We’re not even half-way through and 2020 has been a hell of a year. Normally, 20/20 denotes crystal clear vision and clarity of thought. Not this year. Everything just gets more and more upsetting and emotions are in turmoil: fear for health, loved ones, livelihoods has been overlaid with outrage, anger at racial injustice and the murder of innocent people in broad daylight and so many instances of leadership that incite rather than unite.
Emotional turmoil is exhausting. The extra adrenaline released into your system can cause anything from muscle pain, headaches, anxiety, sleepless nights. Left unchecked, emotional pain can cause depletion of mental and physical energy, running you into the ground.
But what can you do if there are no easy or immediate answers to what’s causing emotional turmoil? Here is an exercise I hope will help:
1. Stop for a moment, be present with yourself (close your eyes if it helps) and ask, ‘What is here now?’ Take five minutes to note what you are really feeling. If it’s lots of different things, take time to identify those different thoughts.
2. Where do you feel it? Your guts, your heart, your throat? The body, mind, spirit connection is not to be ignored. And if you don’t believe that, think of what happens to your stomach when you are feeling nervous or frightened! Pay the areas you feel it attention and notice how that feeling manifests there: is it heartache, deep unease in the belly?
3. Process each feeling. Don’t squish, judge or reason away any of them. Even the uncomfortable ones. Listen and fathom out what the feeling is telling you and expressing. Give each one the airtime it deserves.
4. Take time to understand the value each of those feelings represent: anger is easy to link to injustice; but you might feel anger for not doing the right thing; fear of speaking out when taking a stand is important to you? What else? What values have been stepped on? Clarify those values.
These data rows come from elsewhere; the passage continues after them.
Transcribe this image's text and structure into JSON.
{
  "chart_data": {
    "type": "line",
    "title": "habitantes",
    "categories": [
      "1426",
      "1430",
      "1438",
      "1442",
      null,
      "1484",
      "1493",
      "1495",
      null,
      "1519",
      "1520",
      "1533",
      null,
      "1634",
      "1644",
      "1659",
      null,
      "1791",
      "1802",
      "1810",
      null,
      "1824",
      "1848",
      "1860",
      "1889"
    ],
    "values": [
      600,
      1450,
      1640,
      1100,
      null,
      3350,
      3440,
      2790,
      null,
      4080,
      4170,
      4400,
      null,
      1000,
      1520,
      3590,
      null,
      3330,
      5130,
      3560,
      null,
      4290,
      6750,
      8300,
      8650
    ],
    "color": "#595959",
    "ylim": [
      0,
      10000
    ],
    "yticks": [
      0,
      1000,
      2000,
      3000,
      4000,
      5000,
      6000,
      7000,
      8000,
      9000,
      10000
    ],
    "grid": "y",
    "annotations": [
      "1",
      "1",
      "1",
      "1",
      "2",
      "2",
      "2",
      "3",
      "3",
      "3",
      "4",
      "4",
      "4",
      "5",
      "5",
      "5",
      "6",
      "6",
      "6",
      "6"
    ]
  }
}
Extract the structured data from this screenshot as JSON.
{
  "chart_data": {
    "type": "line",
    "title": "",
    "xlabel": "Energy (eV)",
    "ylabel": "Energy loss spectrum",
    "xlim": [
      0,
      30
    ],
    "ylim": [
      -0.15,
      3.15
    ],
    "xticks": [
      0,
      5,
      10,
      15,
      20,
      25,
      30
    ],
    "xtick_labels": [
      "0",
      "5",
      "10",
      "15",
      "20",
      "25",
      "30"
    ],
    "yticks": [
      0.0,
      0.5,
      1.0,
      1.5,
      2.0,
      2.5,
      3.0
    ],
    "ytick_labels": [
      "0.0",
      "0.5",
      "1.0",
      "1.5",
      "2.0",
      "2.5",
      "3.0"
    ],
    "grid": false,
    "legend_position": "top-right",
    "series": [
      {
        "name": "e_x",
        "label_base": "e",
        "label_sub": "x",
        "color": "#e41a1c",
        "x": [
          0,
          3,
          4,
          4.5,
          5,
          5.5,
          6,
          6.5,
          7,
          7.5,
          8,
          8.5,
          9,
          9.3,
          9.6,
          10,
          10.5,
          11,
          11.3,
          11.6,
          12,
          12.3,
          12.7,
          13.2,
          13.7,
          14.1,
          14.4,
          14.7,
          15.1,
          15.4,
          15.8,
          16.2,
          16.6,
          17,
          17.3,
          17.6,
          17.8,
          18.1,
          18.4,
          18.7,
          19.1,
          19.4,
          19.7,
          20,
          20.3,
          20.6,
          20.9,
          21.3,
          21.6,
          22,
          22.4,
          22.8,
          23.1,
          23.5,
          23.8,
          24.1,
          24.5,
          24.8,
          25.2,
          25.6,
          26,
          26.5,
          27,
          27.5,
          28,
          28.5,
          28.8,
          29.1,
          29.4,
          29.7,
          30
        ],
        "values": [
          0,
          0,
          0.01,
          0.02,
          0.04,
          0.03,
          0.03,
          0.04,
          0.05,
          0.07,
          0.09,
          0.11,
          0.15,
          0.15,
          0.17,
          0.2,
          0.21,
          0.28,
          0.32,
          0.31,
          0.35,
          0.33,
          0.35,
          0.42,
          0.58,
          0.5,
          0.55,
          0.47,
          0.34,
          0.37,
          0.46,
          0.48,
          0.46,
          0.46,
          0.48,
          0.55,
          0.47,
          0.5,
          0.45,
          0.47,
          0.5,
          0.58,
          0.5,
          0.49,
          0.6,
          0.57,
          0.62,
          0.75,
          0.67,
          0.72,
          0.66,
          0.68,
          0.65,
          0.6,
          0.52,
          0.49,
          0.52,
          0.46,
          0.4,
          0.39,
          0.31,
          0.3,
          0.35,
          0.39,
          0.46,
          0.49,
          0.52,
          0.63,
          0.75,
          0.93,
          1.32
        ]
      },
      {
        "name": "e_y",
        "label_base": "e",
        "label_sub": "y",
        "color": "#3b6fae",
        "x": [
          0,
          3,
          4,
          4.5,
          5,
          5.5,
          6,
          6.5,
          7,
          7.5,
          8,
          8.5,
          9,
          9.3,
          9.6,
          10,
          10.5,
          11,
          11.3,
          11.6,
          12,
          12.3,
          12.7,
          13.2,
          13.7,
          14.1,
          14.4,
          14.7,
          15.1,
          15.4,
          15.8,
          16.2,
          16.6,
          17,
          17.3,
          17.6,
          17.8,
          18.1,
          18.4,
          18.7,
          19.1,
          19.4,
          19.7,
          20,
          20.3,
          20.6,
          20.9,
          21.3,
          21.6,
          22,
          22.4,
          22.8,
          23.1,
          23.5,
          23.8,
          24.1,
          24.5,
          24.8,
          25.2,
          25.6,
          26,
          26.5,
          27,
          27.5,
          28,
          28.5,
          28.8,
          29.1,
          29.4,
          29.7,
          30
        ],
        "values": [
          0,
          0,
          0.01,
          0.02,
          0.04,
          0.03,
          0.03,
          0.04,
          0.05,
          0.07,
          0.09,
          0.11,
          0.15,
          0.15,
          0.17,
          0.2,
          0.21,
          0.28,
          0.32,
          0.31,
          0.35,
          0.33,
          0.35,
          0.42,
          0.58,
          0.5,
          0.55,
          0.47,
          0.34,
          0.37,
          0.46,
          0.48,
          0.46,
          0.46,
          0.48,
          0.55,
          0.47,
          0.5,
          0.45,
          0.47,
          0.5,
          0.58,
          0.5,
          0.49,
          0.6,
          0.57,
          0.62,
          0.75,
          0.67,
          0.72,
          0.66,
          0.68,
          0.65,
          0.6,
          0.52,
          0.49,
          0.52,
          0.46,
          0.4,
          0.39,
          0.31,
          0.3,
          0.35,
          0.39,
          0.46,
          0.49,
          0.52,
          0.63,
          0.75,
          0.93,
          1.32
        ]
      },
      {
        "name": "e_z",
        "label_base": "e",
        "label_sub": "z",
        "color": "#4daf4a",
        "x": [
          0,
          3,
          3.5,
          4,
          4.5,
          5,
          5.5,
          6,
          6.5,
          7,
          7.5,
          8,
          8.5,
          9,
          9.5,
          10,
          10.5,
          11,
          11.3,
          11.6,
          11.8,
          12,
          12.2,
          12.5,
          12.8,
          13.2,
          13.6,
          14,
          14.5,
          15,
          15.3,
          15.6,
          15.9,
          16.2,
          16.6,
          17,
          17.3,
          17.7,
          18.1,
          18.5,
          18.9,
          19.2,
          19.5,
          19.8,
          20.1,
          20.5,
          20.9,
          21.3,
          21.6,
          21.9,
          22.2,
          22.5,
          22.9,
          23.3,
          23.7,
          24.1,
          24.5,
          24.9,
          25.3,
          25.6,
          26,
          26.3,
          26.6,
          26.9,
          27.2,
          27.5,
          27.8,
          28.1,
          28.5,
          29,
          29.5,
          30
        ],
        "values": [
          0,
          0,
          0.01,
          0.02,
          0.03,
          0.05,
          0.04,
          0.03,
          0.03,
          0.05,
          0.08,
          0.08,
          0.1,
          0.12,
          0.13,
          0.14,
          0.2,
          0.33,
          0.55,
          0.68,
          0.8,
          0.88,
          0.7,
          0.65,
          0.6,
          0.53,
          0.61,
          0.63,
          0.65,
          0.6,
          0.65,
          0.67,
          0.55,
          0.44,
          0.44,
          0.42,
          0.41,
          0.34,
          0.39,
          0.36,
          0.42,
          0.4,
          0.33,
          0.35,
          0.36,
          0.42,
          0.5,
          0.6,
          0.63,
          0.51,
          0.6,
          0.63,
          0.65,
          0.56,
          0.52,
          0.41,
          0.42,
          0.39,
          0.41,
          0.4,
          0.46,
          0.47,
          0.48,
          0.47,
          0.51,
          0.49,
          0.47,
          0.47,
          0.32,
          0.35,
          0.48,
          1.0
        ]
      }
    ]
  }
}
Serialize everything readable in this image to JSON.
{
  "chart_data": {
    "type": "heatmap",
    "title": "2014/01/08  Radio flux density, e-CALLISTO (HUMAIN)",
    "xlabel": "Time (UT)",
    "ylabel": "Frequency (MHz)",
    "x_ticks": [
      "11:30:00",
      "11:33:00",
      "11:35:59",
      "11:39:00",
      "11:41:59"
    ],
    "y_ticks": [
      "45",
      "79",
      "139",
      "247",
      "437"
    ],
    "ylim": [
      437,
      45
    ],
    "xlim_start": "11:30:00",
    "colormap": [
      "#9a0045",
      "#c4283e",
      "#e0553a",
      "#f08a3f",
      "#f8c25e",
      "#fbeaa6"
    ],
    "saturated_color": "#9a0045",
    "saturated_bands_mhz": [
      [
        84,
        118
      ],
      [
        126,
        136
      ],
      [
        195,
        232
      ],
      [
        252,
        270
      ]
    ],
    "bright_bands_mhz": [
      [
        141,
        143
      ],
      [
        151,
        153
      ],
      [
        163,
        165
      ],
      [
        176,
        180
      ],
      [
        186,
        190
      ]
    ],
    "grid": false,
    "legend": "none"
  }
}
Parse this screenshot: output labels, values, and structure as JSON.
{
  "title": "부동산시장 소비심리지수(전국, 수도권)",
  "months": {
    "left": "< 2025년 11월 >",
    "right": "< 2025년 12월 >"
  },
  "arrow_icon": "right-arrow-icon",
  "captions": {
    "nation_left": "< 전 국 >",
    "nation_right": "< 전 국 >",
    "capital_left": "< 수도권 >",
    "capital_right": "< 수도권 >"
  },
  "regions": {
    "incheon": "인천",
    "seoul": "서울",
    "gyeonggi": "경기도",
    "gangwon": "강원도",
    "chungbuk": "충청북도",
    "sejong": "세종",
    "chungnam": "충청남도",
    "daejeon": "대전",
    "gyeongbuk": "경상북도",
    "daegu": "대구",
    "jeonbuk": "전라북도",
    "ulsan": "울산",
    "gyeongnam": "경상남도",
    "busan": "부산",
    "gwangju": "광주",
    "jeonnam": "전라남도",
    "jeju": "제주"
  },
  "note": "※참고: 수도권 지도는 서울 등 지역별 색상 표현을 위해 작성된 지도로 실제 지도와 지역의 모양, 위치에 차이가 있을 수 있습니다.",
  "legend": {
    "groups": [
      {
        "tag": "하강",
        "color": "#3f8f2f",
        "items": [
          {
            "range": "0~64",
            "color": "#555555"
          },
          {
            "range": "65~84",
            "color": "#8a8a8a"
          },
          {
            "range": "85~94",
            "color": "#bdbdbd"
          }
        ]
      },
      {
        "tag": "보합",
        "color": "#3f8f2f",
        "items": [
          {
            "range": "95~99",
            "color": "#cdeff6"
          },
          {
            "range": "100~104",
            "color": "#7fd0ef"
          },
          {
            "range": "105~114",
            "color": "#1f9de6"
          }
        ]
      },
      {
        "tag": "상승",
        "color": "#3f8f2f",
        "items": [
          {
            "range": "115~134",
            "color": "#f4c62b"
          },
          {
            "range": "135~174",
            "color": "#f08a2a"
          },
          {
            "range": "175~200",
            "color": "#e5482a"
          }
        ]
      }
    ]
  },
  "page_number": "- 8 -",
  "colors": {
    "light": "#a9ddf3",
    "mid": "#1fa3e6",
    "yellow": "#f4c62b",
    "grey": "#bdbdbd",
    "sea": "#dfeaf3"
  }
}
5. What is possible from here? This question really helps if you have been feeling helpless or lost as to what to do. Whether it’s tiny or seismic, what is possible from here?
6. Finally, remember that saying, ‘you can’t pour from an empty cup’. What do you honestly need right now – sleep, love, comfort food? Courage, support, allies and the understanding of others? Everyone is different with different needs. Make sure you respect yours. Do what you can to fill that cup.